War, Slavery, and Market Exchange
As Marx suspected, commodity exchange appears to have originated between strangers.79 Certainly this was true for the Greek society of the Homeric epics. As Finley pointed out, there is not a single example in the epics of a market exchange involving two Greeks or two Trojans.80 The evidence we have suggests that members of the same archaic communities did not conduct commercial transactions with one another.81 It is surely no surprise that within a community organized around generalized reciprocity, theft and plunder would be considered antisocial acts. That haggling over equivalents (balanced reciprocity) should also be considered antisocial seems less obvious to those of us raised in a market economy. However, in societies of generalized reciprocity, what one gave to neighbors and kin had nothing to do with their capacity to return an equivalent. Need was need, and it involved a moral obligation beyond the calculus of equivalence. True, support in time of need presumed an obligation on the recipient to reciprocate in the future, if necessary. But this obligation was not subjected to rules of quantitative measure. The principle of commercial exchange—to bargain for trade of equivalents—was foreign to those that regulated this sort of communal life. Indeed, market exchange was considered closer to piracy, which is why it was undertaken with outsiders. Another reason that commercial exchange was kept at a distance from communal life may have had to do with the fact that the principal commodity exchanged with foreigners was often enslaved persons. In fact, linguistic evidence suggests that the concepts of purchase and sale originated in the rights of captors to possess and transfer captives.82 What could be sold was that which had been seized outside the bounds of the community, and human captives topped the list. Not only was trade conducted with outsiders; it often comprised the exchange of outsiders.

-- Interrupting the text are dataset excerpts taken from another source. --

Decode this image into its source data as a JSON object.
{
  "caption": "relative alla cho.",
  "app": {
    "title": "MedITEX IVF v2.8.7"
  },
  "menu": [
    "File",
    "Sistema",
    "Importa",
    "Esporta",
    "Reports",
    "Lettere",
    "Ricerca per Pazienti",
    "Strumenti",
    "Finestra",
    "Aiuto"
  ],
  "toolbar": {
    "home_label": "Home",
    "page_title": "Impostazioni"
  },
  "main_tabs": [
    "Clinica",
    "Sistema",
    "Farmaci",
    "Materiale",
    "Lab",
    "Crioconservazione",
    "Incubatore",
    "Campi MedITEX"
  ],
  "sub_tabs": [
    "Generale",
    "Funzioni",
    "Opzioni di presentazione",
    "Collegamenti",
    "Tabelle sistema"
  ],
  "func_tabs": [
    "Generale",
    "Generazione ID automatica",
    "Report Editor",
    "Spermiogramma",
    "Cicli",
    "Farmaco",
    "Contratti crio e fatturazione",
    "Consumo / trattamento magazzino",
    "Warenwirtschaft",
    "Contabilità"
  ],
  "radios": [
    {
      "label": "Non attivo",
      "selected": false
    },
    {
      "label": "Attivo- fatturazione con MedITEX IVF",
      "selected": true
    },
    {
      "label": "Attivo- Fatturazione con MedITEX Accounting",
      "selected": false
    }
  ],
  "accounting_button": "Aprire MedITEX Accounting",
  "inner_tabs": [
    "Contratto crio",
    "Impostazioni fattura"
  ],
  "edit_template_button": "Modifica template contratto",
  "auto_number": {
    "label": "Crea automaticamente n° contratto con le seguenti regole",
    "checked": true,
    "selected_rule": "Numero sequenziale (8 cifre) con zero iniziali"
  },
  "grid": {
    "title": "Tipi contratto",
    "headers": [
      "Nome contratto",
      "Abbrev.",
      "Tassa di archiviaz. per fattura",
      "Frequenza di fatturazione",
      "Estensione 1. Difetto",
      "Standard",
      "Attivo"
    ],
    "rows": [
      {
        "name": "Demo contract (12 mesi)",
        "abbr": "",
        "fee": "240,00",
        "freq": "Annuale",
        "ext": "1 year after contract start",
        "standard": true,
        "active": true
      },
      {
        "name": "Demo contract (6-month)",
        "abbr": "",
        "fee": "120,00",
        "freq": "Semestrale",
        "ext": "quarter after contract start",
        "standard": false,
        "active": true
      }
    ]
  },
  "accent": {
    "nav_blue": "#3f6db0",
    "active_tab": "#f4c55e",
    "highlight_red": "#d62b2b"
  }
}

The ancient Greek world was by no means unique in this regard. Enslaved people appear to have been the earliest goods traded in Neolithic Europe, and the principal item of commerce among the indigenous peoples of the Pacific Northwest. In some societies, enslaved people in fact appear to have been the first acceptable form of private property, particularly where land was not privatized.83 We find evidence of slave sales in Babylonia and Assyria around 2400 BCE. And further south, in Sumer, temple records indicate the presence of enslaved people by 2700 BCE and of an active market in foreign captives by about 2000 BCE.84 The commodification of enslaved people was thus a phenomenon familiar to the ancient Middle East for at least two thousand years before the Christian era. As early as 1580 BCE, a large-scale trade in enslaved people had developed across the Indian Ocean—a case that prompted Patterson to remark, “Slavery was intricately tied up with the origins of trade itself.”85 Indeed, outside the ambit of the Greco-Roman world, the evidence strongly suggests that the Arab slave trade that began in the eighth and ninth centuries CE exceeded in size the staggering scale of the Roman trade, which at its height involved 250,000 to 400,000 enslaved people per year.86 But even though slave markets came later to the Greco-Roman world, by the time of Homer, war, slavery, and market exchange were inextricably connected, and the Mediterranean was home to some of the most active slave markets anywhere. Indeed, all of the enslaved people whose names and histories appear in the Odyssey were either purchased, or are the descendants of enslaved people acquired on the market.87 So closely integrated were warfare and trade that slave dealers in the ancient Greek world trailed behind armies, purchasing their captives.88
Let us recall Achilles’ boast, with reference to one of his battles against the Trojans: “Droves I took alive and auctioned off as slaves” (Iliad, 21.99). As elsewhere, Homer here depicts violence as the primary means of enslaving others, and markets as the place where the victims of such violence—people enslaved as chattel—were sold. Recognizing the decisive role of force in determining personal fate, Heraclitus proclaimed, “War is the father of all and king of all, and some he shows as gods, others as men; some he makes slaves, others free.”89 Throughout the ancient Greek world, violence and enslavement were central to a heroic narrative that pivoted, as we have seen, on the exploits of the aristocratic warrior. To be sure, there were other routes to enslavement. Debt bondage, or the sale of children and kin in order to raise money or acquire food and land, defined alternate passages to slavery. By the classical periods in Greece and Rome, however, both these routes were closed off following uprisings of the demos that won legal protection against the enslavement of citizens.90 Henceforth, enslaved people in these societies would be foreigners, outsiders seized in war or imported for sale. And with the growth of markets in the Greek world, slavery become predominantly an “economic phenomenon, conforming to laws of supply and demand,”91 as most captives of war were purchased from troops by slave merchants and transported to market towns for sale.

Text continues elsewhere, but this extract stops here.